Valeant Pharmaceuticals — Valeant is the subject of a criminal probe, according to The Wall Street Journal. The drugmaker is being investigated by federal prosecutors over whether it defrauded investors by masking its affiliation with mail-order pharmacy Philidor, according to the paper.
Chesapeake Energy — The pipeline operator is selling its Barnett shale property in Texas to private-equity firm Saddle Barnett Resources, and has also renegotiated a pipeline contract with Williams Partners.

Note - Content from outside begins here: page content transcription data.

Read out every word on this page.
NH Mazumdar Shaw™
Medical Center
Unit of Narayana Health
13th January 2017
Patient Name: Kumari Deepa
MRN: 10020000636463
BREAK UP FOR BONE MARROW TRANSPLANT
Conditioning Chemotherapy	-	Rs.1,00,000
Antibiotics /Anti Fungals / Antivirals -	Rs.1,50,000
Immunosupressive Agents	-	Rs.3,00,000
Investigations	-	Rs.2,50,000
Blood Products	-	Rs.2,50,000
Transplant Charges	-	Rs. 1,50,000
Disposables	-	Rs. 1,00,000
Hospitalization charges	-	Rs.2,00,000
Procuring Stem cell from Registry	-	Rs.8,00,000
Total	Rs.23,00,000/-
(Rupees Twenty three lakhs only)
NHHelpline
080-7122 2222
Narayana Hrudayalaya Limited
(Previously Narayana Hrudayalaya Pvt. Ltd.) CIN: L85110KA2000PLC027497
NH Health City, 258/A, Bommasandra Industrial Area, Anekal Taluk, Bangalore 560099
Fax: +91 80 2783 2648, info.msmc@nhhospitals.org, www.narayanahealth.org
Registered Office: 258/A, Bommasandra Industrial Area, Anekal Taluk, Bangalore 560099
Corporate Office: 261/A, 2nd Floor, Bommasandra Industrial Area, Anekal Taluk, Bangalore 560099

The two moves are estimated to save Chesapeake more than $1.9 billion in future costs.
Boeing — Boeing does not plan to increase production of its 787 Dreamliner and is also holding out the possibility of cutting 777 jet production. Chief Financial Officer Greg Smith told reporters that the jet maker will respond as market demand indicates.

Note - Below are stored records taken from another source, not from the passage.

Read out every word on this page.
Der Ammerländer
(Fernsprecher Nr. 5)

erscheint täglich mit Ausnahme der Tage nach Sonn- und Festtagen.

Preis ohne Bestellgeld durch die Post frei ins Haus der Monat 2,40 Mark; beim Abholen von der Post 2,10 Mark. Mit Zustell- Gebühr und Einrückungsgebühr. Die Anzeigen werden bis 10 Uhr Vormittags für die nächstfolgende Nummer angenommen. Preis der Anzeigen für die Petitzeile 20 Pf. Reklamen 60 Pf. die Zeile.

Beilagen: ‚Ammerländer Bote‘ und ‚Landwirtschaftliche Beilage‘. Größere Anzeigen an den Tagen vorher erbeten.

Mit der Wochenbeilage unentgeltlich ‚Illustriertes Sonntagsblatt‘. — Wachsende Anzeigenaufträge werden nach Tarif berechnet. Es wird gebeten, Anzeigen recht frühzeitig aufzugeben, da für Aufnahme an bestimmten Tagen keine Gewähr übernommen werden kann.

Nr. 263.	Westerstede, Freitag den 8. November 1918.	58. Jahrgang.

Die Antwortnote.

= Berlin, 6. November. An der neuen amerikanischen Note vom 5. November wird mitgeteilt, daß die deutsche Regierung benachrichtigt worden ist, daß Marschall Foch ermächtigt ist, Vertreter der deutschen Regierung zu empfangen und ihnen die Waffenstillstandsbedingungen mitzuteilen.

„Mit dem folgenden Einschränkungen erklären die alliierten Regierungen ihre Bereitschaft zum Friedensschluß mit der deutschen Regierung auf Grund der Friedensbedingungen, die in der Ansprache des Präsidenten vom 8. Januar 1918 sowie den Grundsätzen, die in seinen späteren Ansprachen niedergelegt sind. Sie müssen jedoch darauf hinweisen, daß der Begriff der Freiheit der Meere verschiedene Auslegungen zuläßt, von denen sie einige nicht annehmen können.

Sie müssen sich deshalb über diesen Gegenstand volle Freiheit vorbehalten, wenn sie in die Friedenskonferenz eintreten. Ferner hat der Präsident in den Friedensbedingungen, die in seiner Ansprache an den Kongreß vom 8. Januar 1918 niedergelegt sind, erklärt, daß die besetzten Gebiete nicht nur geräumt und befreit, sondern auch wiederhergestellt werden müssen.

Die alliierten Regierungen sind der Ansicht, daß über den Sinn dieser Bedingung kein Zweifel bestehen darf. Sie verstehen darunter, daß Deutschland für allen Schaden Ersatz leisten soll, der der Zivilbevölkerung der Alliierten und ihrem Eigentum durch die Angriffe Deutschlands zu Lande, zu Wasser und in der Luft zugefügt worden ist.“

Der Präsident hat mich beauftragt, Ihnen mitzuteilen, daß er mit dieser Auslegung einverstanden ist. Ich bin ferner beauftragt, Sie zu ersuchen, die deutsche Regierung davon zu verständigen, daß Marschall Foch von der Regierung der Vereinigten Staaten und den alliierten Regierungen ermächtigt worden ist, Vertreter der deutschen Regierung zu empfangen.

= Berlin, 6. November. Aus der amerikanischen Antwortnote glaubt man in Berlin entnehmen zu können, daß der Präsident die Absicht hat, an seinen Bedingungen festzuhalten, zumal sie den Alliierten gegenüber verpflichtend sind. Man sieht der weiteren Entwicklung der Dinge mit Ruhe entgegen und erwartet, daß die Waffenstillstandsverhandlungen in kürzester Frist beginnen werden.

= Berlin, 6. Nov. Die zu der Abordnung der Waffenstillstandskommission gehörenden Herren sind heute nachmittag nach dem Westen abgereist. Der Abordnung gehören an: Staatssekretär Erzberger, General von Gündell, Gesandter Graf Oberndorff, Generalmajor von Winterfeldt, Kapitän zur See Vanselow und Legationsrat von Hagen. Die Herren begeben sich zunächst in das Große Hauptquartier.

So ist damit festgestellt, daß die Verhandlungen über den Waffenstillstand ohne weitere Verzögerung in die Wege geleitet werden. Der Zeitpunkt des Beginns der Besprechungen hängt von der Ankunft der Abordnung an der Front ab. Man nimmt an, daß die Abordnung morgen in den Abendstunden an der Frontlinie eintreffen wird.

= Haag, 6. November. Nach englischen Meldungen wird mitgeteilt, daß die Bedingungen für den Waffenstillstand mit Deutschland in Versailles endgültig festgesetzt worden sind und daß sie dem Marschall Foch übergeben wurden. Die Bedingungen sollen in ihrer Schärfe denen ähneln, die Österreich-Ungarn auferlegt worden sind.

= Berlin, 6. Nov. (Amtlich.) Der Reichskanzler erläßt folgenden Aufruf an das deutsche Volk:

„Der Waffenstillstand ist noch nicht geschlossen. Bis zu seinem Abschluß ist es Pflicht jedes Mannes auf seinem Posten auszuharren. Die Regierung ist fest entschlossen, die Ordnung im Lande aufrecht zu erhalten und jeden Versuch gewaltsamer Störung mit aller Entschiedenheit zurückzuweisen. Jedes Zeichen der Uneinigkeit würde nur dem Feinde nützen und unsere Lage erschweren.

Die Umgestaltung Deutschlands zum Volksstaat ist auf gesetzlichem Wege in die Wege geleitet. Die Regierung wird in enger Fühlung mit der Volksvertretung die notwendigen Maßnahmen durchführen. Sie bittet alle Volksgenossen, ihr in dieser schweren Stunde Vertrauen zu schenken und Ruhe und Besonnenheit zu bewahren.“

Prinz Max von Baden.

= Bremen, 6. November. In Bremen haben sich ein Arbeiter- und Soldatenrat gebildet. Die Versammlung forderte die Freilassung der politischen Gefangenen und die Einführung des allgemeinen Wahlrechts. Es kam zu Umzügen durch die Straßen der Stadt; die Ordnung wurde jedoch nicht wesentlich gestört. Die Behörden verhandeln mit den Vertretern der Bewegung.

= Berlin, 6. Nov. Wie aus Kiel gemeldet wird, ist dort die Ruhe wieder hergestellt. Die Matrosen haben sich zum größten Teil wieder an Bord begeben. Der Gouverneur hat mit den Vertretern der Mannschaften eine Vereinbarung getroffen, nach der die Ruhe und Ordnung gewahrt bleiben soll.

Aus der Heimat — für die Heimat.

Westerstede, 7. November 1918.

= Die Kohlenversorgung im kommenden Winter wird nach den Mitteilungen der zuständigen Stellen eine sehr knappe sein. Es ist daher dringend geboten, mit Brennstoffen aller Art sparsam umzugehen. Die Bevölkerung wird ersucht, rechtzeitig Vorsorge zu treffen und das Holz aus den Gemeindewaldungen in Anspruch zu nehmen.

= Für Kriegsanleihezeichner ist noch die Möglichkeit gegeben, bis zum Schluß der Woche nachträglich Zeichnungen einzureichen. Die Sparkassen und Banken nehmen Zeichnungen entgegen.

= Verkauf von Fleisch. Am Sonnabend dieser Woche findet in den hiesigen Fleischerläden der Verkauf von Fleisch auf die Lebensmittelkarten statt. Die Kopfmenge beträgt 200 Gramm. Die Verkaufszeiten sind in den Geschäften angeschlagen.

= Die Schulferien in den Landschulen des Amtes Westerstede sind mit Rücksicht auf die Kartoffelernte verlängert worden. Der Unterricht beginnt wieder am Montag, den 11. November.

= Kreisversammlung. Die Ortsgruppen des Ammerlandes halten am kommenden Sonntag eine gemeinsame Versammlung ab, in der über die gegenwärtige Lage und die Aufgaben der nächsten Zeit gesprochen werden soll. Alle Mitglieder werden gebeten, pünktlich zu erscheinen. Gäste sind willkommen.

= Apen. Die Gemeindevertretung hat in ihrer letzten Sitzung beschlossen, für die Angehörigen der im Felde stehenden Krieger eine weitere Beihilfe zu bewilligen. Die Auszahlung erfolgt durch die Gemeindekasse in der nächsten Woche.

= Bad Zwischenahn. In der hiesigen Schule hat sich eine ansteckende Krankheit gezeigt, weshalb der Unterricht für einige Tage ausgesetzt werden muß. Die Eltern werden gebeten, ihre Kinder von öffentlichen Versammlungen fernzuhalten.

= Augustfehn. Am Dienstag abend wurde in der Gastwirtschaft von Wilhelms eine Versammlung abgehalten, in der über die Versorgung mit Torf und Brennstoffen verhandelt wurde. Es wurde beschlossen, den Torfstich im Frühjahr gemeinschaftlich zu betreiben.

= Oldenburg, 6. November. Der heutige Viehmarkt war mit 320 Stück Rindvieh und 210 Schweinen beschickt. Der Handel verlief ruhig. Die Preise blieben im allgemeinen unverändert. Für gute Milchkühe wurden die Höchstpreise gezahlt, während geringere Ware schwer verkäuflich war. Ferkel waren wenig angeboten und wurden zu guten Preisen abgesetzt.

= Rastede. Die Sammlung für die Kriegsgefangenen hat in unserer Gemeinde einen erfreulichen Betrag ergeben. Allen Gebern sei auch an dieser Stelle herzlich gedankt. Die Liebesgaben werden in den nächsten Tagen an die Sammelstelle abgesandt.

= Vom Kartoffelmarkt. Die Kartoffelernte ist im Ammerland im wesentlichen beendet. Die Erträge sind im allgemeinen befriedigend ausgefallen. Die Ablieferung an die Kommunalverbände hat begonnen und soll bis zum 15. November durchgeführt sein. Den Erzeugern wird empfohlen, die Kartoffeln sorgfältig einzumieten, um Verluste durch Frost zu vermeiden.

Newmont Mining — Chief Executive Officer Gary Goldberg told Reuters that the gold producer will likely review its dividend policy at the end of the year. Gold producers had cut dividends as gold prices tumbled.
Facebook — Facebook is running into resistance from TV content owners like Walt Disney, and NBCUniversal and CNBC parent Comcast, on deals involving Facebook's video features, according to The Wall Street Journal. The paper said the companies are reluctant to turn control over content to Facebook.
Amazon.com — Amazon is not trying to replace third party shippers like FedEx and UPS in the near term with its own delivery operation, according to The New York Times. The paper said Amazon is seeking to build up its own shipping capabilities without dropping those partners.
Wal-Mart — The retailer's Mexico unit is selling its Suburbia clothing chain to Puerto De Liverpool for about $852 million.
Macy's — Macy's reported fiscal second-quarter sales and earnings that topped expectations, as shoppers responded to steep discounts. Yet with sales still on the decline, the retailer said it will shutter 100 locations.